The grief and amazement of Major Belwether, already distracted by his non-participation, through his own fault, in Plank's consolidation of Amalgamated with Inter-County, was pitiable to the verge of the unpleasant. Like panic-stricken rabbits, his thoughts ran in circles, and he skipped in their wake, scurrying from Quarrier to Harrington, from Harrington to Plank, from Plank to Siward, in distracted hope of recovering his equilibrium and squatting safely somewhere in somebody's luxuriantly perpetual cabbage-patch. He even squeezed under the fence and hopped humbly about old Peter Caithness, who suddenly assumed monumental proportions among those who had so long tolerated him.

But Quarrier coldly drove him away and the increasing crowds besieging poor, bewildered old Peter Caithness trod upon the major, and there was nothing for him to do but to scuttle back to his own brush-heap and huddle there, squeaking pitifully.

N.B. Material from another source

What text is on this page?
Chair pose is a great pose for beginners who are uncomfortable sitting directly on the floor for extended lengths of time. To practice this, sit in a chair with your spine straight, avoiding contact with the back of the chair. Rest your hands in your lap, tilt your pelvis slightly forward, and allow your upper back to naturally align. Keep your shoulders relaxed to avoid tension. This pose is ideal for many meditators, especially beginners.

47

As for Grace Ferrall, she lost no time in tears, but took Agatha publicly to her bosom, turned furiously on Quarrier in private, and for the first time in her life permitted herself the luxury of telling him exactly what she thought of him.

"You had your chance," she said; "but you are all surface! There's nothing to you but soft beard and manicuring, and the reticence of stupidity! The one girl for you--and you couldn't hold on to her! The one chance of your life--and it's escaped you, leaving a tuft of pompadour hair and a pair of woman's eyes protruding from the golden dust-heap your father buried you in. Now you'd better sit there and let it cover your mouth, and try to breathe through your nose. Agatha is looking for a new sensation; she's tried everything, now she's going to try you, that's all. She will be an invaluable leader, Howard, and we shall not yawn, I assure you. But, oh! the chance you've lost, for lack of a drop of red blood, and a barber to give you the beard of a man!"